Montée en puissance

Le groupe canadien Black Mountain s’affirme avec un troisième album percutant et accrocheur, « Wilderness Heart ».

Jacques Vincent  • 23 septembre 2010 abonné·es

Black Mountain est un groupe de Vancouver dont la musique est une assez belle machine à fantasmes. À tel point qu’on aurait envie d’en raconter l’histoire sans même chercher à rien savoir de la réalité de ceux qui la produisent.
On y entend un groupe qui puise son inspiration dans une époque située aux confins des années 1960 et 1970. À l’instar des neo-garage Chesterfield Kings, tellement plongés dans leurs obsessions qu’ils dataient leurs courriers de 1966, on verrait bien Black Mountain dater les siens de 1970 ou 1971. Pour décrire sa musique, on emploiera un qualificatif qui n’a plus guère cours aujourd’hui mais reste pourtant le plus approprié : heavy-rock. Le terme heavy, en l’occurrence, signifiant moins lourd que puissant, gorgé de sève ou empli d’une matière gazeuze qui en dilate les parois et maintient en permanence une menace d’explosion. Il n’implique pas non plus une débauche d’électricité, comme le montrent les nombreux passages acoustiques qui ne perdent ni en volume ni en force.

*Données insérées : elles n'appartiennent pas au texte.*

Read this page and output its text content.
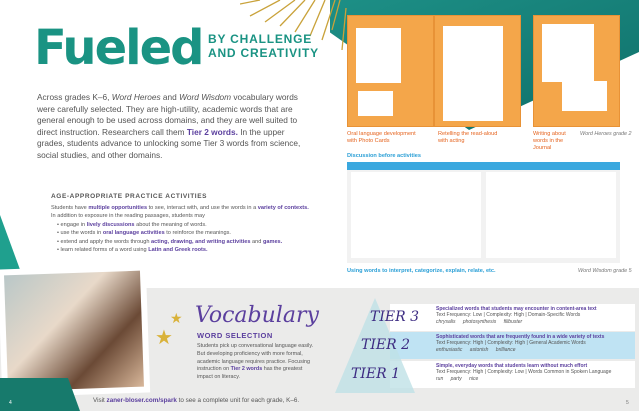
Fueled BY CHALLENGE
AND CREATIVITY

Across grades K–6, Word Heroes and Word Wisdom vocabulary words were carefully selected. They are high-utility, academic words that are general enough to be used across domains, and they are well suited to direct instruction. Researchers call them Tier 2 words. In the upper grades, students advance to unlocking some Tier 3 words from science, social studies, and other domains.

AGE-APPROPRIATE PRACTICE ACTIVITIES

Students have multiple opportunities to see, interact with, and use the words in a variety of contexts. In addition to exposure in the reading passages, students may

• engage in lively discussions about the meaning of words.
• use the words in oral language activities to reinforce the meanings.
• extend and apply the words through acting, drawing, and writing activities and games.
• learn related forms of a word using Latin and Greek roots.
Oral language development with Photo Cards
Retelling the read-aloud with acting
Writing about words in the Journal
Word Heroes grade 2
Discussion before activities
Using words to interpret, categorize, explain, relate, etc.	Word Wisdom grade 5
★
★
Vocabulary
WORD SELECTION

Students pick up conversational language easily. But developing proficiency with more formal, academic language requires practice. Focusing instruction on Tier 2 words has the greatest impact on literacy.

Specialized words that students may encounter in content-area text
Text Frequency: Low | Complexity: High | Domain-Specific Words
chrysalis photosynthesis filibuster
Sophisticated words that are frequently found in a wide variety of texts
Text Frequency: High | Complexity: High | General Academic Words
enthusiastic astonish brilliance
Simple, everyday words that students learn without much effort
Text Frequency: High | Complexity: Low | Words Common in Spoken Language
run party nice
TIER 3
TIER 2
TIER 1
Visit zaner-bloser.com/spark to see a complete unit for each grade, K–6.
4	5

Black Mountain renvoie plus à une époque qu’à un groupe particulier, et les éléments de référence sont plus des citations que de véritables emprunts. Tel le riff rampant de « Rollercoaster », certes du pur Black Sabbath, mais seul dans son genre ; l’ombre de Pink Floyd dans certaines atmosphères, les glissandos de guitare, ou dans cette phrase, clin d’œil au premier album : « Le joueur de flûte aux portes pour te voler à l’aube »  ; voire celle d’Hawkwind dans certaines envolées épiques.

Aucun morceau n’évoque pourtant entièrement un de ces groupes. Les Canadiens ne sont pas des imitateurs et savent se garder de toute auto-indulgence. Ils savent aussi bâtir leurs compositions, et leur exigence dans ce domaine parvient à convaincre les plus réticents. Loin de s’en tenir à l’exploitation d’un son ou d’un riff, Black Mountain écrit des chansons aux charpentes solides, aux couleurs travaillées, en mettant à contribution une instrumentation qui, si elle repose d’abord sur les guitares et une basse musclée, s’enrichit toujours de l’apport précieux des claviers, notamment l’orgue et le mellotron, instrument qui constitue en lui-même une autre forme de citation. Enfin, il faut souligner la richesse des mélodies, magnifiquement portées, en alternance ou en surimpression, par les voix de Stephen Mc Bean, également guitariste, et de la chanteuse Amber Webber. Le résultat, aussi percutant qu’excitant, est particulièrement accrocheur.